Politique

Ousmane Sonko dénonce une manœuvre politique contre sa réintégration à l’Assemblée

Un recours contesté à l’encontre d’Ousmane Sonko

Le président du parti Pastef, Ousmane Sonko, a vivement réagi à la saisine du Conseil constitutionnel par une partie de l’opposition et des députés non-inscrits. Cette initiative vise à contester sa réintégration en tant que député à l’Assemblée nationale. Pour le leader de Pastef, cette démarche s’inscrit dans une stratégie politique calculée destinée à le neutraliser.

Des accusations de complot et de détournement institutionnel

Ousmane Sonko n’a pas mâché ses mots pour dénoncer ce qu’il qualifie de « manigances » et de « complot politique ». Selon lui, les auteurs de ce recours savaient pertinemment que cette question échappait à la compétence du Conseil constitutionnel.

Le leader du Pastef a également mis en garde contre l’utilisation des institutions de l’État à des fins partisanes. « Si l’on instrumentalise la puissance publique pour nous affaiblir, nous riposterons en mobilisant tous les recours légaux offerts par la Constitution », a-t-il déclaré avec fermeté.

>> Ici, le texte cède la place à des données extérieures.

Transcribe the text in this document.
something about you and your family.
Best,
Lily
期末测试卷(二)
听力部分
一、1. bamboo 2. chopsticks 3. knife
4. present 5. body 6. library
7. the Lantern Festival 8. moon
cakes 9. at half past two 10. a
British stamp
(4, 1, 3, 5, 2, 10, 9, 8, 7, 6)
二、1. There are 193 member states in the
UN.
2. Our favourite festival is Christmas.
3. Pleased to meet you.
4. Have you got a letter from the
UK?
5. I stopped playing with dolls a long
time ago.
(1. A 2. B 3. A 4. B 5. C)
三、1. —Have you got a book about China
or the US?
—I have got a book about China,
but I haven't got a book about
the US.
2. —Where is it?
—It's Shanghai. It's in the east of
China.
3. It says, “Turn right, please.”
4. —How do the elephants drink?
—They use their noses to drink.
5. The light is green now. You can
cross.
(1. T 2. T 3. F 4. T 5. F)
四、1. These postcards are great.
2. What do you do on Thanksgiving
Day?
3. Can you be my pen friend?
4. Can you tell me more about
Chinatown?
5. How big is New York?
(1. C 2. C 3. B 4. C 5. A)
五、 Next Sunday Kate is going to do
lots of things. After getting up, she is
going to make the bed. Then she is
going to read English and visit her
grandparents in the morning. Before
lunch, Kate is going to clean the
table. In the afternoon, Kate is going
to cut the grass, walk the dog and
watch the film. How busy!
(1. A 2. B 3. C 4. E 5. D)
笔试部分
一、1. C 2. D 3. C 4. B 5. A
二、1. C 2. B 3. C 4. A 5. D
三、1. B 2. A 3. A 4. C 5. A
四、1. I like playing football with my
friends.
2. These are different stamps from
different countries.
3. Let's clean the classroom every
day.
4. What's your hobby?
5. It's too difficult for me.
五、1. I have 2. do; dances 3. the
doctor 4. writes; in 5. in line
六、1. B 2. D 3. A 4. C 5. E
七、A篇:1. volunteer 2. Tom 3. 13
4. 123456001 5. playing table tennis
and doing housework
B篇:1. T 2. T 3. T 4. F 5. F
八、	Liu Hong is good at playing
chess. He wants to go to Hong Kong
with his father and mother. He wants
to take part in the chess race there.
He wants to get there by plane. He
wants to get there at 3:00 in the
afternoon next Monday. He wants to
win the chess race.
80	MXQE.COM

Les motifs invoqués par les requérants

Dans un communiqué rendu public le premier juin 2026, les députés à l’origine de cette saisine ont justifié leur démarche par une prétendue incompatibilité constitutionnelle. Ils estiment que la réintégration d’Ousmane Sonko en tant que député, après avoir exercé les fonctions de Premier ministre puis avoir été élu en 2024, contreviendrait à l’article 54 de la Constitution.

Ce texte encadre les situations d’incompatibilité entre certaines fonctions publiques et le mandat parlementaire. Les requérants considèrent que Sonko se trouvait déjà dans une situation d’incompatibilité dès son élection à l’Assemblée.

Cette affaire illustre les tensions politiques persistantes et les enjeux de souveraineté institutionnelle qui agitent le paysage politique sénégalais.